# Bobbin thread tension changes as the bobbin wears down?



## ffokazak (Feb 23, 2006)

I have FINALLY started to get somewhere with my machines, and have setup all the needles so they sew right. 

Question, I have been noticing that my designs sew best when the bobbins are full. Once it gets low on thread, the bobbin starts showing through the top of the garment. 

I am using Coats Bobbins, and am wondering if this is common place?
What do you suggest to avoid this happening?

Thanks!


----------



## lizziemaxine (Nov 14, 2007)

You might want to try the Fil-Tec magnetic core bobbins. 
I have had great luck with the tension staying the same through out the bobbin.


----------



## deChez (Nov 10, 2007)

I find that I do have to adjust my bobbin as it empties. I've been sewing all my life, and doing 
machine embroidery for about 18 months now, so I can make a quick adjustments, and pretty much "feel" if it's right. 

I think the necessity to adjust has to do with the fact that as the bobbin empties, it has to make more rotations.

Sometimes, the bobbin case needs to be blown out with canned air a little bit.

I just started using the magna core bobbins, and they do seem better than the cardboard sided Vista bobbins I was using.

I also just swapped out my bobbin case with a new one.

Everything mechanical is going to experience wear and tear. And also, bobbin tensions, it seems to me will need to be adjusted more frequently because the bobbin is always being used, no matter what needle you're using.


----------



## COEDS (Oct 4, 2006)

deChez said:


> I find that I do have to adjust my bobbin as it empties. I've been sewing all my life, and doing
> machine embroidery for about 18 months now, so I can make a quick adjustments, and pretty much "feel" if it's right.
> 
> I think the necessity to adjust has to do with the fact that as the bobbin empties, it has to make more rotations.
> ...


Great answer and explanation Michele. I would have said the same things, just not as good as you did. ..... JB


----------



## binki (Jul 16, 2006)

the filtec magnetics solved that problem for me. 

also, check the bobbin case. lint in it could be causing your problem.


----------



## tfalk (Apr 3, 2008)

deChez said:


> I also just swapped out my bobbin case with a new one.


Wow, talk about timing... We were having a problem over the weekend with 1 of our 2 machines where it would stitch fine most of the time. Then all of a sudden, it would stitch one garment where the bobbin thread would show through too much, the next garment was fine.

In total exasperation, I finally grabbed the spare bobbin case I had picked up a couple of weeks ago. It's been stitching fine ever since....

Funny, I'm still using the original bobbin case in the machine that's 2 years old, the one I replaced was in the newer machine that's just about a year old. Go figure...

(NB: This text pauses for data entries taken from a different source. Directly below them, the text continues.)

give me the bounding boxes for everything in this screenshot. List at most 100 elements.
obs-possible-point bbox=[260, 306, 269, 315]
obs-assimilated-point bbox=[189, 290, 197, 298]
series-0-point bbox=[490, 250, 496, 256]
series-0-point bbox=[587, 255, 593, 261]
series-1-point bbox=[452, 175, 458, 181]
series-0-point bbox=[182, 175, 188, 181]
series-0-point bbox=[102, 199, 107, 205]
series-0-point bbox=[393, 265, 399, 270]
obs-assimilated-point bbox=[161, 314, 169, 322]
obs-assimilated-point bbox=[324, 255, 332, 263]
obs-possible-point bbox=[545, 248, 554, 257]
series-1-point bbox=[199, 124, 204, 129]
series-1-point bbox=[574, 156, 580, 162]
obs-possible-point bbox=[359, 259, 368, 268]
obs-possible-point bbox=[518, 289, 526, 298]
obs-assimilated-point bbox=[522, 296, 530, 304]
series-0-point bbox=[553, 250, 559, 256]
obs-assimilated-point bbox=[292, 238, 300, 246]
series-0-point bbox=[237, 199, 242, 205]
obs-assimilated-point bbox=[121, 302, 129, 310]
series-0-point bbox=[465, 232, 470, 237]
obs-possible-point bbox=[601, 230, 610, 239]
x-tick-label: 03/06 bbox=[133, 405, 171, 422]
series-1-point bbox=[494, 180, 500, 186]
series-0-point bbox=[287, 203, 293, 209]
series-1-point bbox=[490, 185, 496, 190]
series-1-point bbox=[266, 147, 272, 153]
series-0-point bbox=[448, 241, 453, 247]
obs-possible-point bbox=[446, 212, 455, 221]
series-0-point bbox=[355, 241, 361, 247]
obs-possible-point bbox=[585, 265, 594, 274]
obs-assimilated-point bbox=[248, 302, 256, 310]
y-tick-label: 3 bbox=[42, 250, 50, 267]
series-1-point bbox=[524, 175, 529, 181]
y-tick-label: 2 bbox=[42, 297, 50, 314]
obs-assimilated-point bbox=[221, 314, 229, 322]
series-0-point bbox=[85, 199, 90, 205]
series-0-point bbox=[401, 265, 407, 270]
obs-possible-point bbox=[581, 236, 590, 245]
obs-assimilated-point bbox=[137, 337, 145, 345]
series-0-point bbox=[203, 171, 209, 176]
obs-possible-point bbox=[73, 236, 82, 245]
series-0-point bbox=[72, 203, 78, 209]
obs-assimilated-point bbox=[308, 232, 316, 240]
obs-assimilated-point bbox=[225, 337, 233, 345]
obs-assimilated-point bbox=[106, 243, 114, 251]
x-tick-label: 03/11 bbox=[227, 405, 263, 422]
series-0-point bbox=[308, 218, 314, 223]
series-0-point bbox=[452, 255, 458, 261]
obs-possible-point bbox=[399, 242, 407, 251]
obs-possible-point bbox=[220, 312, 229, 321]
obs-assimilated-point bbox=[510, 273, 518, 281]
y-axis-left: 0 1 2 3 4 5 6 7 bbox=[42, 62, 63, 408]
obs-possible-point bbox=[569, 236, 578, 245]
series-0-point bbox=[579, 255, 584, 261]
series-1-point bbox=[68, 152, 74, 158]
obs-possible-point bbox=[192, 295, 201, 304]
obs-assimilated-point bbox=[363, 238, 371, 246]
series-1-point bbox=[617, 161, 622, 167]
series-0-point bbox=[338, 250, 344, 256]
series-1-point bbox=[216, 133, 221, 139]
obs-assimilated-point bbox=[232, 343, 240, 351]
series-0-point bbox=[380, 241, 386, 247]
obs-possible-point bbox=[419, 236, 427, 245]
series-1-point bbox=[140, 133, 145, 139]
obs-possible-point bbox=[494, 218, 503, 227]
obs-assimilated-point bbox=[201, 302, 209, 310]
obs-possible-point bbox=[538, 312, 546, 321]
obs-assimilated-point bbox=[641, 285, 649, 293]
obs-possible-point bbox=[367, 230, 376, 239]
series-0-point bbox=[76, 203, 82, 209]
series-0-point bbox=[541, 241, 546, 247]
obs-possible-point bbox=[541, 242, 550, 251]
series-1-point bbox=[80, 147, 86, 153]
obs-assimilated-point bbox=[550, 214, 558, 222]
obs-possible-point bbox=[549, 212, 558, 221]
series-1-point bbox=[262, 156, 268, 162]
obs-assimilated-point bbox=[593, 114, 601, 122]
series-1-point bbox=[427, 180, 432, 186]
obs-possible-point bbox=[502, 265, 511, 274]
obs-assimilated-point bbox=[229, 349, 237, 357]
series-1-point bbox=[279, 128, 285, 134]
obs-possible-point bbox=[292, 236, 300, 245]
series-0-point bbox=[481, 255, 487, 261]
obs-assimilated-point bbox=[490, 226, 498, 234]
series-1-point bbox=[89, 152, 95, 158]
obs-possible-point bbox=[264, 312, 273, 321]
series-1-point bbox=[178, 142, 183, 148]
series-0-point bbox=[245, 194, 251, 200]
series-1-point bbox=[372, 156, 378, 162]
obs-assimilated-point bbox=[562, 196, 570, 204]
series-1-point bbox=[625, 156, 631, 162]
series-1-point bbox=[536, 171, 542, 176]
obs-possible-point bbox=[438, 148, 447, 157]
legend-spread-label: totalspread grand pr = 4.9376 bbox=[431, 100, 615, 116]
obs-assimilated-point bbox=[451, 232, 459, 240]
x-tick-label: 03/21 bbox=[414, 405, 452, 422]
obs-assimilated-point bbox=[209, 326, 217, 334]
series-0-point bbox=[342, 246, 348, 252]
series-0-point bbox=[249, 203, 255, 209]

Time to order 2 spares just in case...

I've been using the Coats bobbins for 2 years now. Every time I try to switch to a different bobbin (including the Fil Tecs), it just doesn't stitch right on our PR600's.


----------



## deChez (Nov 10, 2007)

tfalk said:


> Time to order 2 spares just in case...
> 
> I've been using the Coats bobbins for 2 years now. Every time I try to switch to a different bobbin (including the Fil Tecs), it just doesn't stitch right on our PR600's.


Thanks for reminding me to order spares.

I think which bobbin you use really is a matter of just finding the one that works best with your particular machine.


----------



## binki (Jul 16, 2006)

we have a number of spare bobbin cases as well as a spare hook assembly.


----------